Administrative Services Agreement

 

Pursuant to an administrative services agreement (the “Administrative Services Agreement”) entered into on December 17, 2020, the Company agreed to pay the Sponsor a total of $40,000 per month for office space, utilities, secretarial and administrative support services provided to members of the Company’s management team until the earlier of (A) the Company’s completion of the initial Business Combination or (B) on December 21, 2022, an amount equal to $960,000 less the actual amount paid under the Administrative Services Agreement. For the year ended, 2024 and 2023, the Company incurred $0 and $0, respectively, which is included in operating and formation costs on the statements of operations. As of December 31, 2024 and December 31, 2023, there were $0 and 280,000 in fees outstanding for these services, respectively, that are included in due to related party on the balance sheets. Notwithstanding the foregoing, on November 18, 2021, the Sponsor permanently waived its right to receive any of the Company’s outstanding, and all of the Company’s remaining, payment obligations under the Administrative Services Agreement.

 

Operating and Formation Costs

 

As of December 31, 2024, and December 31, 2023, the Sponsor and its affiliates had paid operating and formation costs of $2,101,264 and $1,630,848, respectively, on behalf of the Company.

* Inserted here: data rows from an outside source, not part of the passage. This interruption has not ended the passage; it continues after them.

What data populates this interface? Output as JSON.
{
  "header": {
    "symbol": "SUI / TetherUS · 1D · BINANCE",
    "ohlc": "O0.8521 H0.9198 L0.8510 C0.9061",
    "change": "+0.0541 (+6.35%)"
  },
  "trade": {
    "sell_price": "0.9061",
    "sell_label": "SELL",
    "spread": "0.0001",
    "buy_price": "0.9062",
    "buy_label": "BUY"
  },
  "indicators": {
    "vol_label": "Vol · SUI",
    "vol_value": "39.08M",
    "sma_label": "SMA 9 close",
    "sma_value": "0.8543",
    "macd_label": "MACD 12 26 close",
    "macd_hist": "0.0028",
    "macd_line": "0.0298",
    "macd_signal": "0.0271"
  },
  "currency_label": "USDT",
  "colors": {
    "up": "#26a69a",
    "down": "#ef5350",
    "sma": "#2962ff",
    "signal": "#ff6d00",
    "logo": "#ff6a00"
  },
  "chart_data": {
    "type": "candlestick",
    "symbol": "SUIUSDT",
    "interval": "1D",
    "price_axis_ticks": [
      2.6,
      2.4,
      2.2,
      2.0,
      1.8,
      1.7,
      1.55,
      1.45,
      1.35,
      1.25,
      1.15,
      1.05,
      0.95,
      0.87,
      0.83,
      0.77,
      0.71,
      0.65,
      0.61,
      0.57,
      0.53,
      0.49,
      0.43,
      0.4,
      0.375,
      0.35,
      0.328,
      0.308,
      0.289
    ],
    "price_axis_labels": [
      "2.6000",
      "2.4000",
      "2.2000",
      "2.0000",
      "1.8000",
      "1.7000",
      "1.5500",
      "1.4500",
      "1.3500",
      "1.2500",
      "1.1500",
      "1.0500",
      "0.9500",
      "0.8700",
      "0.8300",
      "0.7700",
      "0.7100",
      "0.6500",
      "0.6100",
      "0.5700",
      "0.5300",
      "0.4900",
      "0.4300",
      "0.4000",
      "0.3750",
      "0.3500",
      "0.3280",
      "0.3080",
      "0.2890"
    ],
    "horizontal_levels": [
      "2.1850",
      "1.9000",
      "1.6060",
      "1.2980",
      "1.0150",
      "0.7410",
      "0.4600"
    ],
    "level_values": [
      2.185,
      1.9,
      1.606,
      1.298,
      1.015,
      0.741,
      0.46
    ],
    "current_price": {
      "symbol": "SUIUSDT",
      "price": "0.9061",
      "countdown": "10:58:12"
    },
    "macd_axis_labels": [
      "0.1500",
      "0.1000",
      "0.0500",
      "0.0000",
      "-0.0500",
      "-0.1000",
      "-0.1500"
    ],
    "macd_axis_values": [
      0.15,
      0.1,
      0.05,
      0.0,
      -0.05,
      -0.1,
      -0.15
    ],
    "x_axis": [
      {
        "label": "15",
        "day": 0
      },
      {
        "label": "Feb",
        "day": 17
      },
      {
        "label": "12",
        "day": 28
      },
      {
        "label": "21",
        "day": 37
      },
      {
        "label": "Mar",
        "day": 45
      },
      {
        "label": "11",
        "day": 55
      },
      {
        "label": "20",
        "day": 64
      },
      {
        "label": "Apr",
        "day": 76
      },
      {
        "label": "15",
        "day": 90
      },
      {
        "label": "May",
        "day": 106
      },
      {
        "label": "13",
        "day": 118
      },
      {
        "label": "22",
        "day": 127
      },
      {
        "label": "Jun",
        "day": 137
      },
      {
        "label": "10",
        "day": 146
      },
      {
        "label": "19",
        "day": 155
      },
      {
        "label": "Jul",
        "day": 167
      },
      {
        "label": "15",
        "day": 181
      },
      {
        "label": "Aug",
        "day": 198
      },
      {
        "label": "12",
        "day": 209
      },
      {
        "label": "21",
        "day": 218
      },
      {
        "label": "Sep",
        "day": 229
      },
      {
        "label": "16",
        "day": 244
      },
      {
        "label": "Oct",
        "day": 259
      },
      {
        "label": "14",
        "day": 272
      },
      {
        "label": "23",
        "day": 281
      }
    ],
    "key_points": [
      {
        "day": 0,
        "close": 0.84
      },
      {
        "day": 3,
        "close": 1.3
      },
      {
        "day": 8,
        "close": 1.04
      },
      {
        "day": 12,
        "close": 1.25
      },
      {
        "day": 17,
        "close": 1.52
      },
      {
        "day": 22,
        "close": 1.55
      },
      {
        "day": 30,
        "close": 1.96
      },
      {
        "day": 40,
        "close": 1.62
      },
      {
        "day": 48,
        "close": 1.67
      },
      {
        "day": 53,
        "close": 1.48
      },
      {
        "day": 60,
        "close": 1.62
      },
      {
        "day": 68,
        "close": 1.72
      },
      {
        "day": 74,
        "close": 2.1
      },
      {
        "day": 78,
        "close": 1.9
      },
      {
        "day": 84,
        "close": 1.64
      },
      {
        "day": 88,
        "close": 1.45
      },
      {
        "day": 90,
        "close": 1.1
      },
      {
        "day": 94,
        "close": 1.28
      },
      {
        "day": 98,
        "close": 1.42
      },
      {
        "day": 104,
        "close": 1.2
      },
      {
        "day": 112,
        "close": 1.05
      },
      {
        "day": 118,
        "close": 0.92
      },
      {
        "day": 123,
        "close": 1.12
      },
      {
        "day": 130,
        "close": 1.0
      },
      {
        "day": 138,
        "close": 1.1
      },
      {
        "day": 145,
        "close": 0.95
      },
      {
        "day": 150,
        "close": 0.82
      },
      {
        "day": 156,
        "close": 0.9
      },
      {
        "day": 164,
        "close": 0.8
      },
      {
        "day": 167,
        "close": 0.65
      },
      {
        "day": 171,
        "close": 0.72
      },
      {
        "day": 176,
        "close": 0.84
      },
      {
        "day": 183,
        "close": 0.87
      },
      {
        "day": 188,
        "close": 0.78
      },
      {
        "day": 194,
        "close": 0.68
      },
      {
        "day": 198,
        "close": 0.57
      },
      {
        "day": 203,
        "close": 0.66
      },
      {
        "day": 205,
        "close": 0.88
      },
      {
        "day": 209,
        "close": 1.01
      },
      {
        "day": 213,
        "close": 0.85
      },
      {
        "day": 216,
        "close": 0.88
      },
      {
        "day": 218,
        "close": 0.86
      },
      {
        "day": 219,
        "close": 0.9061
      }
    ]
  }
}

These amounts were initially recorded as liabilities owed to the Sponsor and included in “Due to Related Party” on the balance sheets. However, in connection with the transfer of the Original Sponsor’s stake to the New Sponsor on August 15, 2024, all outstanding liabilities were assumed by the Original Sponsor and subsequently discharged. As a result, no amounts remained payable to the Original Sponsor as of December 31, 2024. As of that date, the New Sponsor had paid operating and formation costs of $24,849, which remained outstanding.